Reset autopilot iteration counter and restart the timer. Use when running long-horizon goals that should resume automatically across sessions — Claude Code has no native autonomous-loop scheduler. Pair with autopilot_enable + a goal description, then let cron fires advance the work. For interacti...
AI agents call autopilot_reset to permanently remove resources in Ruflo — typically in cleanup and lifecycle workflows. It does its job in a single call, and there is no undo.
An AI agent that decides to call autopilot_reset doesn't hesitate, doesn't double-check, and doesn't stop at one. Whatever it removes from Ruflo is gone — there is no undo for destructive operations.
Attacks that exploit this kind of access
Reset autopilot iteration counter and restart the timer. Use when running long-horizon goals that should resume automatically across sessions — Claude Code has no native autonomous-loop scheduler. Pair with autopilot_enable + a goal description, then let cron fires advance the work. For interactive single-task sessions, native Task is fine. It is categorised as a Destructive tool in the Ruflo MCP Server, which means it can permanently delete or destroy data. Block by default and require explicit approval.
Register the Ruflo MCP server in PolicyLayer and add a rule for autopilot_reset: allow, deny, rate-limit, or require approval. Point your MCP client at the PolicyLayer proxy URL and the rule is enforced on every call, before it reaches Ruflo. Nothing to install.

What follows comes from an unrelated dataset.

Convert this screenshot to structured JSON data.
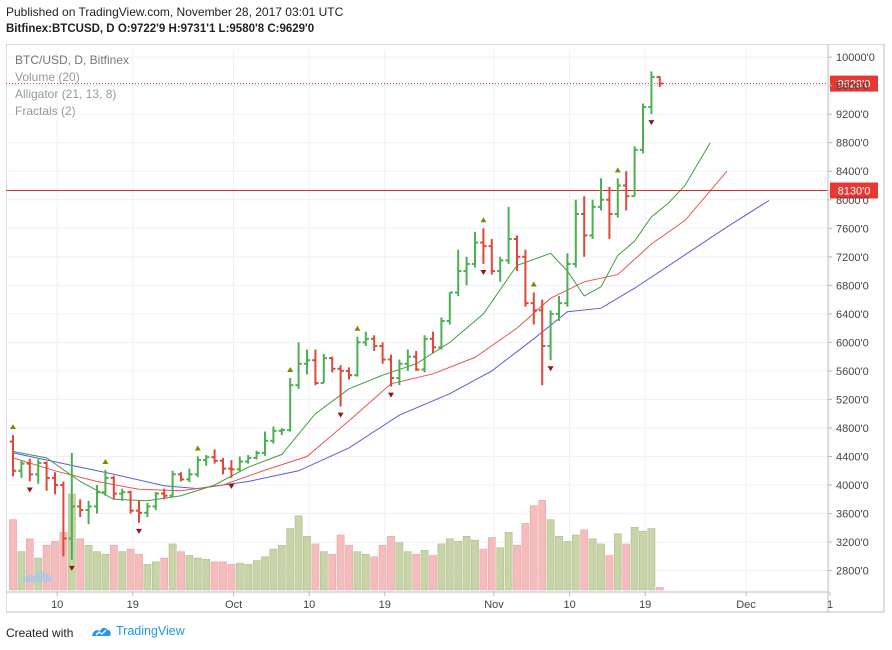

autopilot_reset is a Destructive tool with critical risk. Critical-risk tools should be blocked by default and only enabled with explicit human approval.
Yes. Add a rate_limit block to the autopilot_reset rule in your PolicyLayer policy. For example, setting max: 10 and window: 60 limits the tool to 10 calls per minute. Rate limits are tracked per agent session and reset automatically.
Set action: deny in the PolicyLayer policy for autopilot_reset. The AI agent will receive a policy violation error and cannot call the tool. You can also include a reason field to explain why the tool is blocked.
autopilot_reset is provided by the Ruflo MCP server (ruvnet/ruflo). PolicyLayer sits as a proxy in front of this server to enforce policies before tool calls reach the server.
autopilot_reset is one line of Ruflo's registry record.
The record carries the whole server: verified identity, auth posture, risk grade, every tool classified, recommended policy — re-checked continuously.